The Association of American Pesticide Control Officials (AAPCO) sent EPA a letter asking that the agency consider banning postemergence use of four dicamba herbicides -- XtendiMax (Bayer), Engenia (BASF), FeXapan (Corteva) and Tavium (Syngenta) -- when it makes its decision on their current registrations, set to expire in December 2020.
"Based on application dates of dicamba complaints investigated by the major soybean producing states in 2017 through 2019, prohibiting OTT [over-the-top] applications could greatly reduce dicamba complaint investigations," the letter stated.
The regulatory group also requested EPA make any future registration of these herbicides "conditional on a year-by-year basis."
Leo Reed, an Indiana pesticide regulator who serves as president of AAPCO, said the letter echoes one sent back in 2018 when EPA was mulling its first registration renewal of dicamba herbicides. In that letter, AAPCO asked for an early cut-off date for dicamba use that states could adjust as needed.
"I felt it incumbent upon the organization that EPA be aware of what our position is, and it's not really changed much since 2018," Reed told DTN. "Although our circumstances have -- we've been hit with hundreds and hundreds more [dicamba] investigations and millions of dollars' worth of expenses conducting those investigations."
Injury complaints skyrocketed in the soybean-heavy states of Indiana and Illinois in 2019. Illinois is investigating an unprecedented 724 cases of alleged off-target injury, and Indiana also set a record with 178 complaints. Other states, such as Arkansas, Kansas, Iowa and Nebraska investigated similar levels of damage in both 2018 and 2019, despite dicamba label changes made by EPA in 2018.
"The money, time and effort that AAPCO and impacted states have expended is unprecedented and not sustainable," the AAPCO letter states. "AAPCO requests that our suggestions be seriously considered as the agency moves forward in making these registration decisions."

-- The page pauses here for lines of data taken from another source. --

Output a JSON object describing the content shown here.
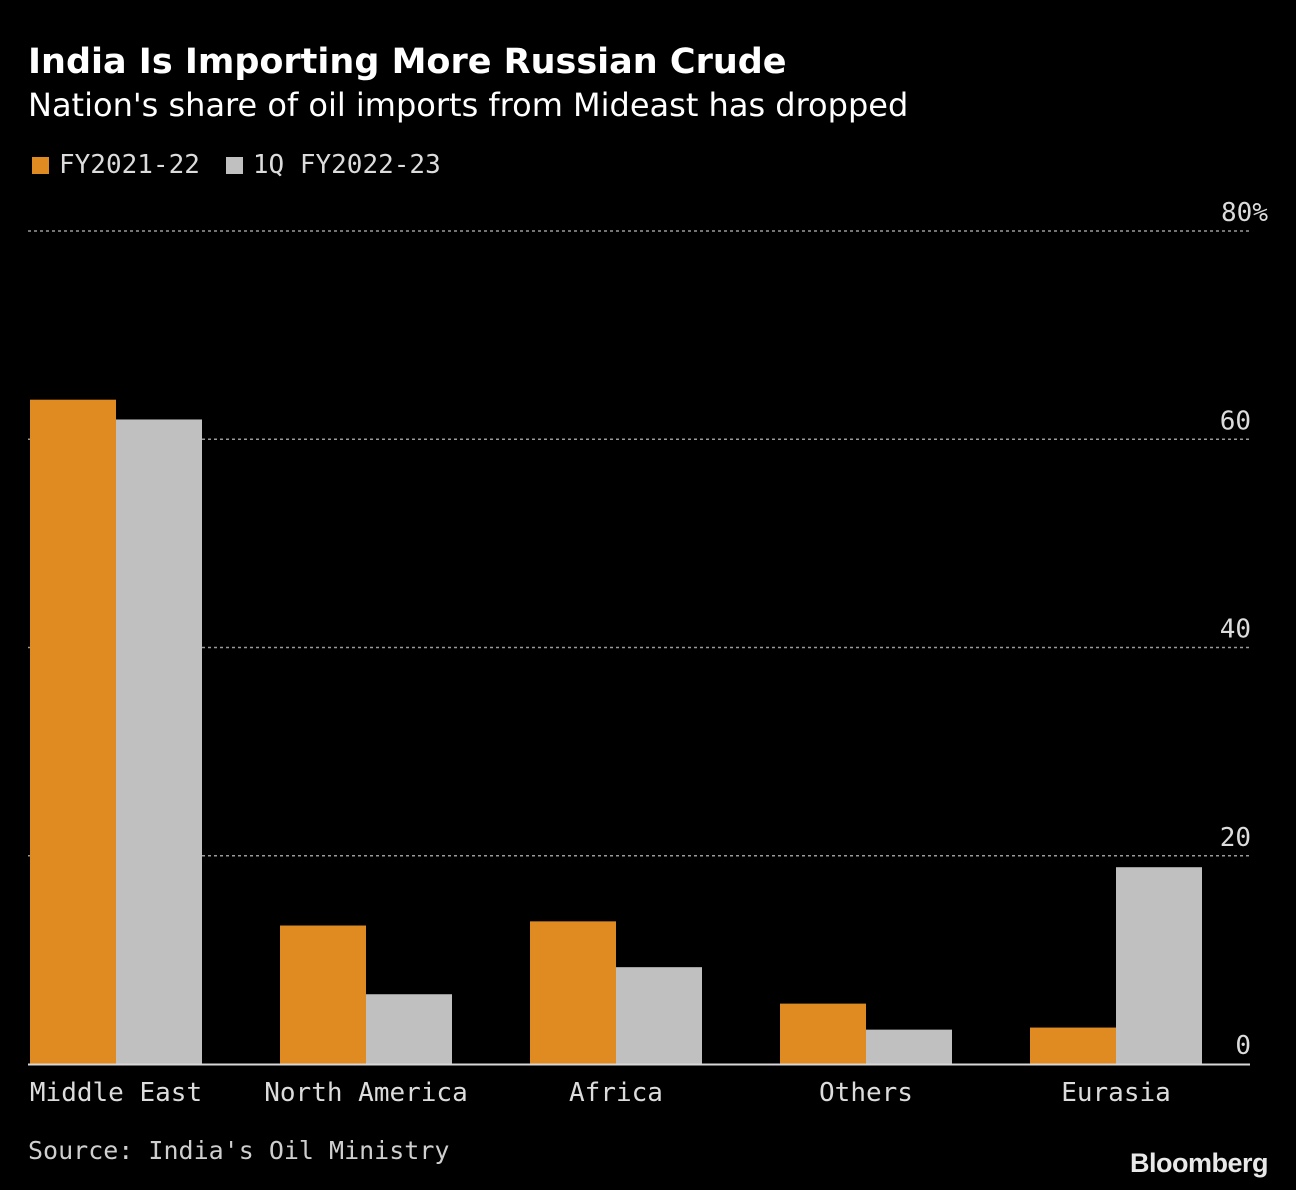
{
  "header": {
    "title": "India Is Importing More Russian Crude",
    "subtitle": "Nation's share of oil imports from Mideast has dropped"
  },
  "colors": {
    "series_a": "#e08a22",
    "series_b": "#c0c0c0",
    "gridline": "#9a9a9a",
    "background": "#000000"
  },
  "chart_data": {
    "type": "bar",
    "title": "India Is Importing More Russian Crude",
    "subtitle": "Nation's share of oil imports from Mideast has dropped",
    "categories": [
      "Middle East",
      "North America",
      "Africa",
      "Others",
      "Eurasia"
    ],
    "series": [
      {
        "name": "FY2021-22",
        "values": [
          63.8,
          13.3,
          13.7,
          5.8,
          3.5
        ]
      },
      {
        "name": "1Q FY2022-23",
        "values": [
          61.9,
          6.7,
          9.3,
          3.3,
          18.9
        ]
      }
    ],
    "y_ticks": [
      0,
      20,
      40,
      60,
      80
    ],
    "y_tick_labels": [
      "0",
      "20",
      "40",
      "60",
      "80%"
    ],
    "ylim": [
      0,
      80
    ],
    "xlabel": "",
    "ylabel": "",
    "grid": true,
    "legend_position": "top-left"
  },
  "footer": {
    "source": "Source: India's Oil Ministry",
    "brand": "Bloomberg"
  }
}
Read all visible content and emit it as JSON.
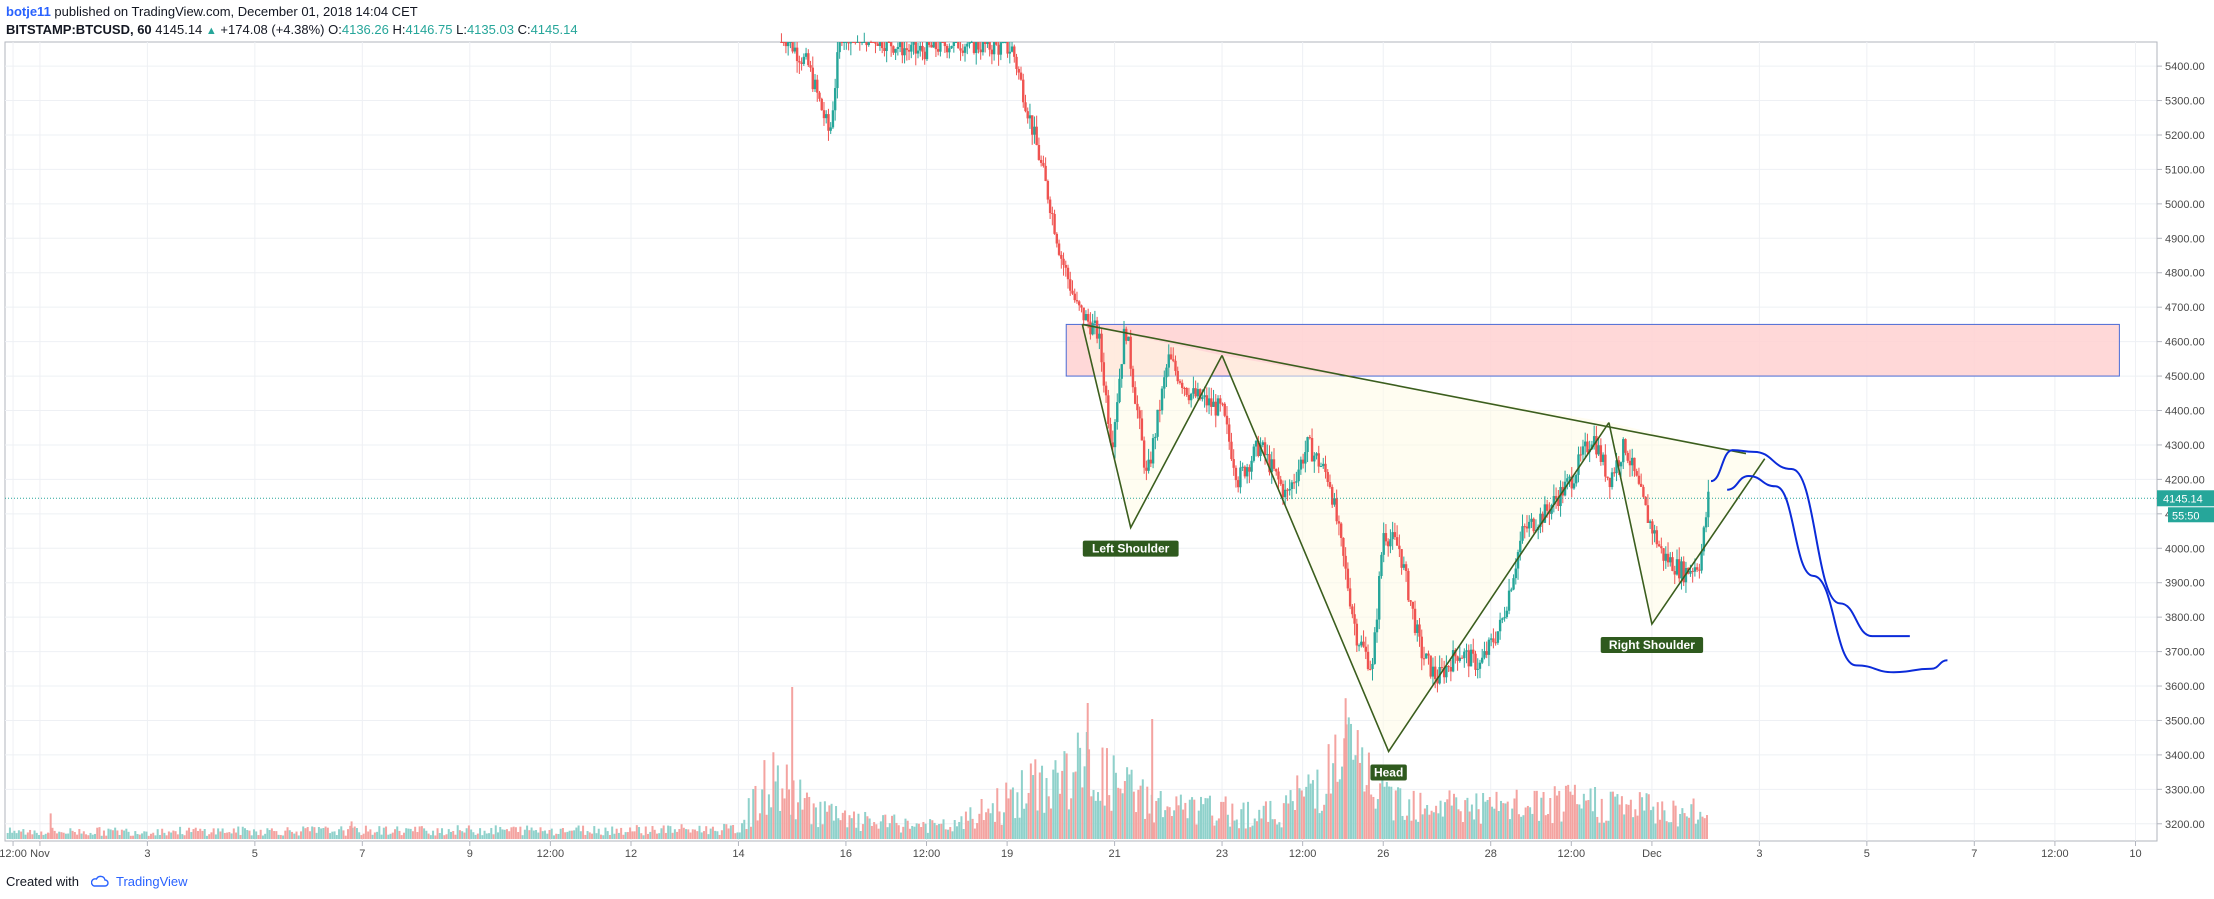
{
  "header": {
    "author": "botje11",
    "published_text": "published on TradingView.com, December 01, 2018 14:04 CET",
    "symbol": "BITSTAMP:BTCUSD, 60",
    "last": "4145.14",
    "change": "+174.08 (+4.38%)",
    "open_label": "O:",
    "open": "4136.26",
    "high_label": "H:",
    "high": "4146.75",
    "low_label": "L:",
    "low": "4135.03",
    "close_label": "C:",
    "close": "4145.14"
  },
  "footer": {
    "created_with": "Created with",
    "brand": "TradingView",
    "icon": "tradingview-cloud-icon"
  },
  "colors": {
    "up": "#26a69a",
    "down": "#ef5350",
    "line": "#3b5e1e",
    "zone_fill": "#ffd1d1",
    "zone_stroke": "#4a6bd6",
    "fill": "#fffbe6",
    "projection": "#0b2bd9",
    "label_bg": "#2f5a1e"
  },
  "chart_data": {
    "type": "candlestick",
    "price_scale": {
      "ticks": [
        3200,
        3300,
        3400,
        3500,
        3600,
        3700,
        3800,
        3900,
        4000,
        4100,
        4200,
        4300,
        4400,
        4500,
        4600,
        4700,
        4800,
        4900,
        5000,
        5100,
        5200,
        5300,
        5400
      ],
      "ylim": [
        3150,
        5470
      ],
      "format": "2 decimals"
    },
    "time_scale": {
      "ticks": [
        "12:00",
        "Nov",
        "3",
        "5",
        "7",
        "9",
        "12:00",
        "12",
        "14",
        "16",
        "12:00",
        "19",
        "21",
        "23",
        "12:00",
        "26",
        "28",
        "12:00",
        "Dec",
        "3",
        "5",
        "7",
        "12:00",
        "10"
      ],
      "tick_day_index": [
        0.5,
        1,
        3,
        5,
        7,
        9,
        10.5,
        12,
        14,
        16,
        17.5,
        19,
        21,
        23,
        24.5,
        26,
        28,
        29.5,
        31,
        33,
        35,
        37,
        38.5,
        40
      ],
      "xlim": [
        0.35,
        40.4
      ]
    },
    "last_price_label": "4145.14",
    "countdown_label": "55:50",
    "price_path": [
      {
        "x": 14.8,
        "y": 5500
      },
      {
        "x": 15.3,
        "y": 5400
      },
      {
        "x": 15.7,
        "y": 5200
      },
      {
        "x": 15.9,
        "y": 5500
      },
      {
        "x": 16.6,
        "y": 5480
      },
      {
        "x": 17.3,
        "y": 5440
      },
      {
        "x": 18.0,
        "y": 5470
      },
      {
        "x": 19.1,
        "y": 5450
      },
      {
        "x": 19.5,
        "y": 5200
      },
      {
        "x": 19.8,
        "y": 5000
      },
      {
        "x": 20.0,
        "y": 4850
      },
      {
        "x": 20.3,
        "y": 4700
      },
      {
        "x": 20.7,
        "y": 4620
      },
      {
        "x": 20.95,
        "y": 4300
      },
      {
        "x": 21.2,
        "y": 4650
      },
      {
        "x": 21.6,
        "y": 4200
      },
      {
        "x": 22.0,
        "y": 4550
      },
      {
        "x": 22.4,
        "y": 4450
      },
      {
        "x": 23.0,
        "y": 4400
      },
      {
        "x": 23.3,
        "y": 4200
      },
      {
        "x": 23.7,
        "y": 4300
      },
      {
        "x": 24.2,
        "y": 4150
      },
      {
        "x": 24.6,
        "y": 4300
      },
      {
        "x": 25.0,
        "y": 4200
      },
      {
        "x": 25.5,
        "y": 3750
      },
      {
        "x": 25.8,
        "y": 3650
      },
      {
        "x": 26.0,
        "y": 4050
      },
      {
        "x": 26.3,
        "y": 4000
      },
      {
        "x": 26.7,
        "y": 3700
      },
      {
        "x": 27.0,
        "y": 3620
      },
      {
        "x": 27.4,
        "y": 3700
      },
      {
        "x": 27.8,
        "y": 3660
      },
      {
        "x": 28.2,
        "y": 3780
      },
      {
        "x": 28.6,
        "y": 4050
      },
      {
        "x": 29.0,
        "y": 4100
      },
      {
        "x": 29.5,
        "y": 4200
      },
      {
        "x": 29.9,
        "y": 4330
      },
      {
        "x": 30.2,
        "y": 4200
      },
      {
        "x": 30.5,
        "y": 4300
      },
      {
        "x": 30.9,
        "y": 4100
      },
      {
        "x": 31.2,
        "y": 3980
      },
      {
        "x": 31.6,
        "y": 3930
      },
      {
        "x": 31.9,
        "y": 3960
      },
      {
        "x": 32.05,
        "y": 4145
      }
    ],
    "volume_path": [
      {
        "x": 0.4,
        "v": 0.06
      },
      {
        "x": 14.0,
        "v": 0.08
      },
      {
        "x": 14.6,
        "v": 0.5
      },
      {
        "x": 15.2,
        "v": 0.3
      },
      {
        "x": 16.0,
        "v": 0.15
      },
      {
        "x": 18.0,
        "v": 0.1
      },
      {
        "x": 19.4,
        "v": 0.4
      },
      {
        "x": 20.5,
        "v": 0.6
      },
      {
        "x": 21.0,
        "v": 0.45
      },
      {
        "x": 22.0,
        "v": 0.25
      },
      {
        "x": 24.0,
        "v": 0.2
      },
      {
        "x": 25.4,
        "v": 0.7
      },
      {
        "x": 26.0,
        "v": 0.35
      },
      {
        "x": 28.0,
        "v": 0.25
      },
      {
        "x": 30.0,
        "v": 0.3
      },
      {
        "x": 32.05,
        "v": 0.2
      }
    ],
    "volume_spikes": [
      {
        "x": 1.2,
        "v": 0.16
      },
      {
        "x": 6.8,
        "v": 0.11
      },
      {
        "x": 15.0,
        "v": 0.95
      },
      {
        "x": 20.5,
        "v": 0.85
      },
      {
        "x": 25.3,
        "v": 0.88
      },
      {
        "x": 21.7,
        "v": 0.75
      }
    ],
    "resistance_zone": {
      "x1": 20.1,
      "x2": 39.7,
      "y1": 4500,
      "y2": 4650
    },
    "pattern_lines": [
      {
        "name": "neckline",
        "points": [
          [
            20.4,
            4650
          ],
          [
            32.75,
            4275
          ]
        ]
      },
      {
        "name": "left-shoulder",
        "points": [
          [
            20.4,
            4650
          ],
          [
            21.3,
            4060
          ],
          [
            23.0,
            4560
          ]
        ]
      },
      {
        "name": "head",
        "points": [
          [
            23.0,
            4560
          ],
          [
            26.1,
            3410
          ],
          [
            30.2,
            4365
          ]
        ]
      },
      {
        "name": "right-shoulder",
        "points": [
          [
            30.2,
            4365
          ],
          [
            31.0,
            3780
          ],
          [
            33.1,
            4260
          ]
        ]
      }
    ],
    "annotations": [
      {
        "text": "Left Shoulder",
        "x": 21.3,
        "y": 4060
      },
      {
        "text": "Head",
        "x": 26.1,
        "y": 3410
      },
      {
        "text": "Right Shoulder",
        "x": 31.0,
        "y": 3780
      }
    ],
    "projection_curves": [
      {
        "points": [
          [
            32.1,
            4195
          ],
          [
            32.5,
            4285
          ],
          [
            32.9,
            4280
          ],
          [
            33.6,
            4230
          ],
          [
            34.5,
            3840
          ],
          [
            35.1,
            3745
          ],
          [
            35.8,
            3745
          ]
        ]
      },
      {
        "points": [
          [
            32.4,
            4170
          ],
          [
            32.8,
            4210
          ],
          [
            33.3,
            4180
          ],
          [
            34.0,
            3920
          ],
          [
            34.8,
            3660
          ],
          [
            35.5,
            3640
          ],
          [
            36.2,
            3650
          ],
          [
            36.5,
            3675
          ]
        ]
      }
    ]
  }
}
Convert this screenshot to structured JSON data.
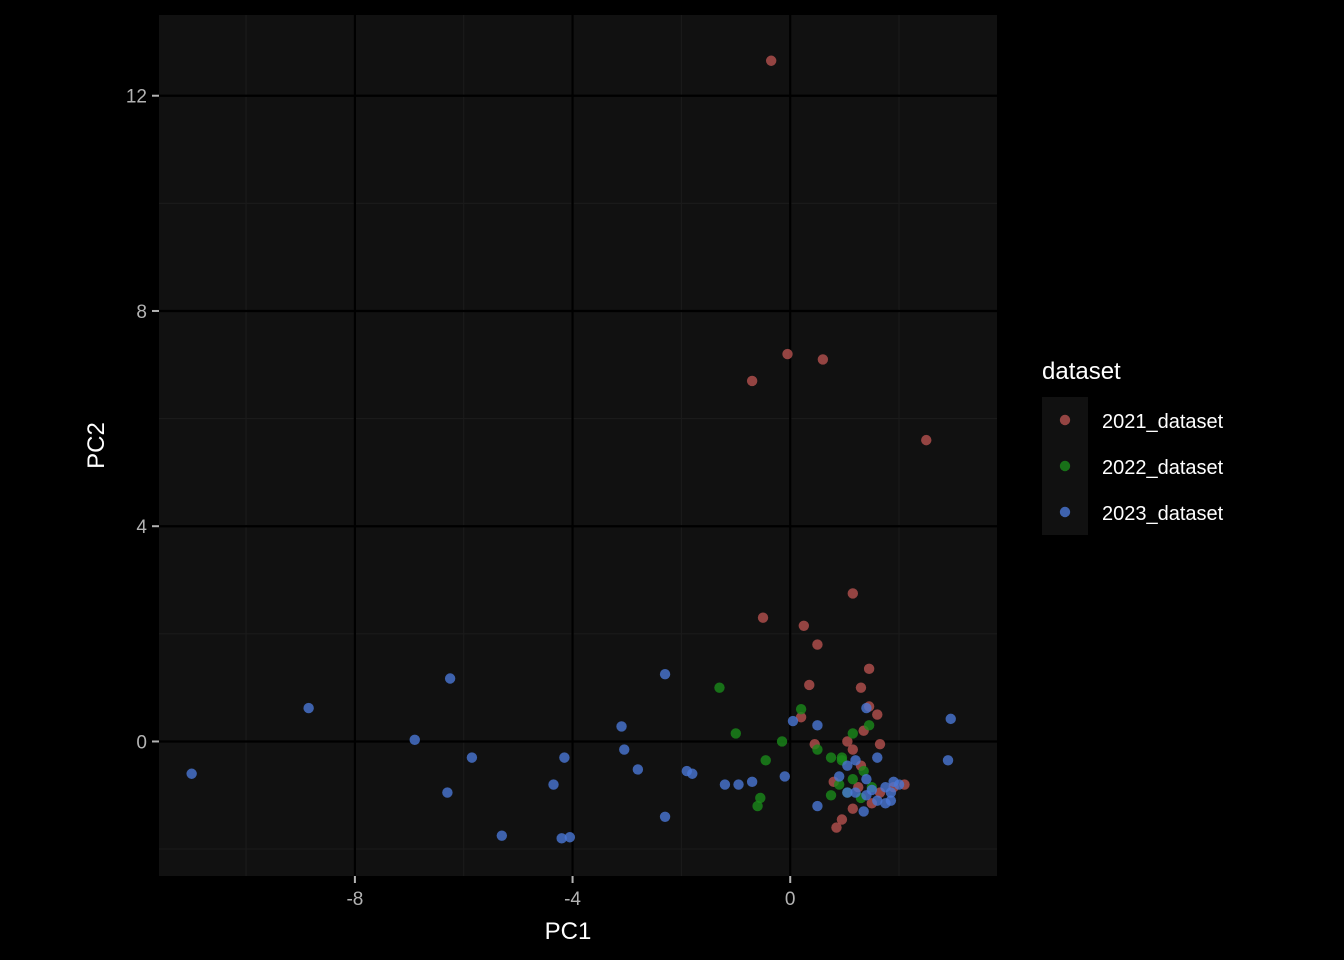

Neither applicator training programs nor increasingly restrictive label requirements have proven successful in diminishing off-target dicamba injury, the AAPCO letter added.
"Several attempts by U.S. EPA to refine label use restrictions on the dicamba products beyond the 2017 and 2018 restrictions have not markedly mitigated the incidence of off-target movement in most major soybean producing states," the letter said. "It appears that the U.S. EPA is unwilling or unable to recognize and react to the fact that these products have not been adequately labeled to minimize adverse effects from occurring in most of the nation's top soybean producing states."
As a result, some state regulatory agencies and departments of agriculture have spent millions of dollars and abandoned other duties to attend to an annual parade of off-target injury complaints and investigations, the letter concluded.
"This level of resource drain over the last three years has far exceeded the meager level of enforcement funding provided to impacted state programs through pesticide cooperative agreements," the AAPCO letter said.
Although the dicamba herbicide registrations don't expire until December of this year, EPA has stated that it hopes to issue a decision well in advance of that. Specifically, the agency told state regulators it would like to have all necessary data to make that decision by May 1, Reed said.
AAPCO is also submitting the results of some surveys to EPA, in addition to the letter. One survey polled 29 state pesticide agencies on the number of dicamba investigations they handled in 2019, how they were resolved and what they cost the states. Estimates ranged from the zero to $2.2 million, with many agencies reporting there was "absolutely no way to calculate" the final cost.
AAPCO will soon send an additional survey to EPA, which asked academic weed scientists how much research they lost to off-target dicamba movement in 2019, Reed said.
AAPCO's request to stop post-emergence use of dicamba is not an effort to end the use of dicamba-tolerant technology, Reed said. Rather, it would allow states to use Section 24(c) special local needs labels to adjust that limit as necessary.
"We believe there is a place for the technology and every state can determine that place," Reed said. "If over-the-top applications are prohibited, then states can design their own 24(c)'s and determine what is the best course. It is impossible for EPA to write a label that is going to be effective across all cropping systems and the entire country."
When AAPCO last submitted a letter to EPA in the summer of 2018 requesting a federal dicamba cut-off date, the suggestion went unheeded in EPA's November 2018 registration renewal of dicamba herbicides.
But Reed is optimistic this letter, and the data EPA has collected on off-target dicamba movement, will be more persuasive this time.
"I feel good about our relationship with EPA, and with the information we are able to provide the agency, I can't imagine there being any other outcome," he said.